- Born: Philip Bowman 14 December 1952 (age 73) Australia
- Education: Westminster School Pembroke College, University of Cambridge
- Occupation: Businessman
- Years active: 1973–present
- Title: Former CEO, Smiths Group
- Term: 2007 to 2015

= Philip Bowman =

Australian businessman (born 1952)

Philip Bowman (born 14 December 1952) is an Australian businessman. He was the chief executive officer (CEO) of Smiths Group, a British multinational diversified engineering company, from 2007 to 2015.

==Early life==
Born in Australia, he was educated at Westminster School and earned a degree in natural sciences from Pembroke College, University of Cambridge.

==Career==
He started at Price Waterhouse in 1974. From 1985 to 1995 he worked for brewer Bass, rising to finance director, then chief executive of Bass Retail.
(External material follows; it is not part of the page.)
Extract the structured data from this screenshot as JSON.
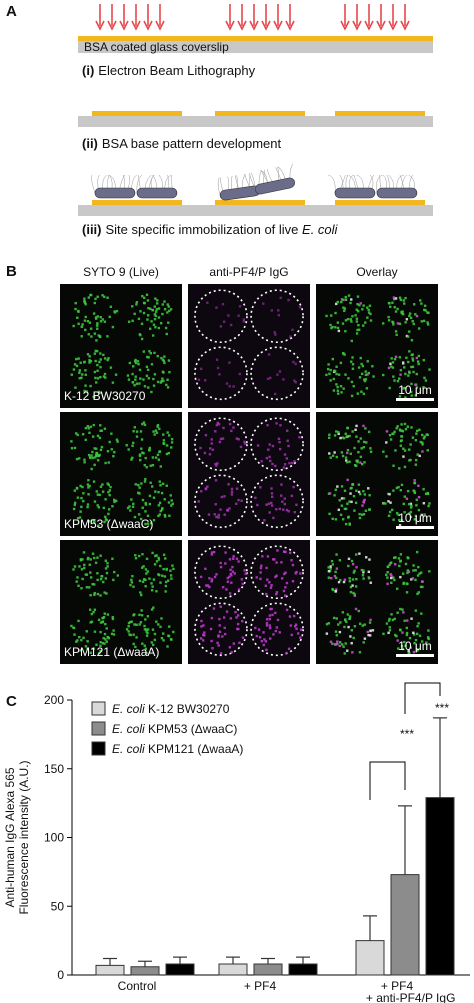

From 1995 to 1996, he was finance director at retailer Coles Myer in Australia, leaving after he blew the whistle on a fellow executive who had diverted company funds to buy shares in a company he controlled. From 1998 to 2005 he worked for Allied Domecq in the UK, rising to CEO in 1999, and oversaw the sale of the group to Pernod Ricard in 2006. In 2007, he was appointed as CEO of Scottish Power. He oversaw the sale of the group to Spain's Iberdrola December 2007, and was then appointed as CEO of Smiths Group.

He has been a non-executive director of Burberry since June 2002. He was previously chairman of Liberty and Coral Eurobet, and a non-executive director of Scottish & Newcastle and British Sky Broadcasting.